How to choose knots when you have to

Illustration of the use of OPTKNT and NEWKNT.

 Copyright 1987-2003 C. de Boor and The MathWorks, Inc.
  $Revision: 1.18 $

Overview

Sample function

Here are some sample data, much used for testing spline approximation with variable knots, the so-called Titanium Heat Data, which record some property of titanium measured as a function of temperature. Notice the rather sharp peak. We'll use this function to illustrate some methods for knot selection.

[xx,yy] = titanium;
frame = [-10 10 -.1 .1]+[min(xx),max(xx),min(yy),max(yy)];
plot(xx,yy,'x'), grid off, axis(frame)
title('The titanium heat data show a pronounced peak')

Sample data

We pick a few data points from these somewhat rough data, since we want to interpolate. The data points picked are marked in the graph.

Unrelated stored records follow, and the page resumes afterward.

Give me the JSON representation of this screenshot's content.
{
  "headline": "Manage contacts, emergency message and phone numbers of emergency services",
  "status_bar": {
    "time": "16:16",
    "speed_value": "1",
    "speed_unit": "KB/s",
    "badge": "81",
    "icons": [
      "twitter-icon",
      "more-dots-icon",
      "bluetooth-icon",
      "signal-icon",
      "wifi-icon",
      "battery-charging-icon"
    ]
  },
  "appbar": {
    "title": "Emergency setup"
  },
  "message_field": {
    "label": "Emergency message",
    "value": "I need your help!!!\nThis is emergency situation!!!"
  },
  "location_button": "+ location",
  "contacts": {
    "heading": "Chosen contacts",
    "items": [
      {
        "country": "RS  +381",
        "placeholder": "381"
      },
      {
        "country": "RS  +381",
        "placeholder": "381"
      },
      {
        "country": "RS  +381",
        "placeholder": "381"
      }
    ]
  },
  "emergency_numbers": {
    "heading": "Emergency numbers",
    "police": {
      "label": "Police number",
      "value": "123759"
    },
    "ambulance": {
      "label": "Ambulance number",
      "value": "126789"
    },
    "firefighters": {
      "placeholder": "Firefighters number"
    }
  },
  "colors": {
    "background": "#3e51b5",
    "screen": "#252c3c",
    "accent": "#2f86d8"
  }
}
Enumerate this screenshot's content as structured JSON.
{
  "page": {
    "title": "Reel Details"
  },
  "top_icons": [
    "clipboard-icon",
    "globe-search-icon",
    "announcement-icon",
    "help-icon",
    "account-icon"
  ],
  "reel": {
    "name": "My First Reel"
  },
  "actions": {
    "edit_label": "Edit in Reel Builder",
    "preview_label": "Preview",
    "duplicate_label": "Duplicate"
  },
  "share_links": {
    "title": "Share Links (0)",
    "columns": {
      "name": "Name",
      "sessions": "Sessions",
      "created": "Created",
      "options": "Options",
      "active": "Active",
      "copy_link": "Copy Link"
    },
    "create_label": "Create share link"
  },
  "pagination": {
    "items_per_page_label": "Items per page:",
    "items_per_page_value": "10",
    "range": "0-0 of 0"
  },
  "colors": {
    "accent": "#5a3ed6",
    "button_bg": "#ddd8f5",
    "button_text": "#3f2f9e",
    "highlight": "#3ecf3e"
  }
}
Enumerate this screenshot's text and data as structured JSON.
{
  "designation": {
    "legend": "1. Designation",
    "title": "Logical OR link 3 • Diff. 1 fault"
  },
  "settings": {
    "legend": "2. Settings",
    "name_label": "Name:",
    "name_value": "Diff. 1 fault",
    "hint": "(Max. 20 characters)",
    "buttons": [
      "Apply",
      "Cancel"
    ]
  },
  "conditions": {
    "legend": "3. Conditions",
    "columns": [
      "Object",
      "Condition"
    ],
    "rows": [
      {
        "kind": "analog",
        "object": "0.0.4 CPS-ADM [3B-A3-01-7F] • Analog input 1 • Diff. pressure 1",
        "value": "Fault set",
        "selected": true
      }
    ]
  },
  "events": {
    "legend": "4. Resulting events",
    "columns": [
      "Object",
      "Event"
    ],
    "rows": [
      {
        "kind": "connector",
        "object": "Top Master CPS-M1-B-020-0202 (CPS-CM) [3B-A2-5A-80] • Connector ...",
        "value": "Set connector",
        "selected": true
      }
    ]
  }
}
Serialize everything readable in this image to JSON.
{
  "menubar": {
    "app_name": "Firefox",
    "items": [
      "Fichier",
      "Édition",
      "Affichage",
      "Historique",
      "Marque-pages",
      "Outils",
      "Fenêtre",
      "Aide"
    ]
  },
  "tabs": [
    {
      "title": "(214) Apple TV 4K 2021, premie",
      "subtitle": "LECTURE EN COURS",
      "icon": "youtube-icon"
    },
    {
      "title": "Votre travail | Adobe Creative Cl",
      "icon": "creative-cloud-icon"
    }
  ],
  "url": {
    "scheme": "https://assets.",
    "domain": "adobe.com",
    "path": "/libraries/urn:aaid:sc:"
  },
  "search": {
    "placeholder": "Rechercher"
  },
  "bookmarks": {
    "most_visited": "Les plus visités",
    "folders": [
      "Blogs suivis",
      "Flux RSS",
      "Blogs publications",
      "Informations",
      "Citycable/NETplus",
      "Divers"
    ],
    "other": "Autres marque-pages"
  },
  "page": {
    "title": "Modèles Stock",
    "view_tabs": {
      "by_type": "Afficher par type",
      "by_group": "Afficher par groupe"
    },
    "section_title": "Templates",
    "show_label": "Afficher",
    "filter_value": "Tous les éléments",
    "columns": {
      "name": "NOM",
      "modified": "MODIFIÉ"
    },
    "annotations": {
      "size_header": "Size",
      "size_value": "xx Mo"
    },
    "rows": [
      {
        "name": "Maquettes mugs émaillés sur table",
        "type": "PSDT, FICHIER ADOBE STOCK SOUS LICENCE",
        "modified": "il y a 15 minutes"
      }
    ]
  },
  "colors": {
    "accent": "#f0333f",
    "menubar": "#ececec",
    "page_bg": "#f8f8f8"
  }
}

pick = [1 5 11 21  27 29 31 33 35 40 45 49];
tau = xx(pick); y = yy(pick);
hold on
plot(tau,y,'ro')
title('Titanium heat data with selected points marked')

General considerations

Since a spline of order k with n+k knots has n degrees of freedom, and we have 12 data sites, tau(1)< ... < tau(12), a fit with a cubic spline, i.e., a fourth order spline, requires a knot sequence t of length 12+4 .

Moreover, the knot sequence t must satisfy the Schoenberg-Whitney conditions, i.e., must be such that the i-th data site lies in the support of the i-th B-spline, i.e.,

              t(i) < tau(i) < t(i+k) , all  i ,

(with equality allowed only in case of a knot of multiplicity k ).

One way to choose a knot sequence satisfying all these conditions is as the optimal knots, of Gaffney/Powell and Micchelli/Rivlin/Winograd.

Optimal knots

In o p t i m a l spline interpolation, to values at sites tau(1), ..., tau(n) say, one chooses the knots so as to minimize the constant in a standard error formula. Specifically, one chooses the first and the last data site as a k-fold knot. The remaining n-k knots are supplied by OPTKNT.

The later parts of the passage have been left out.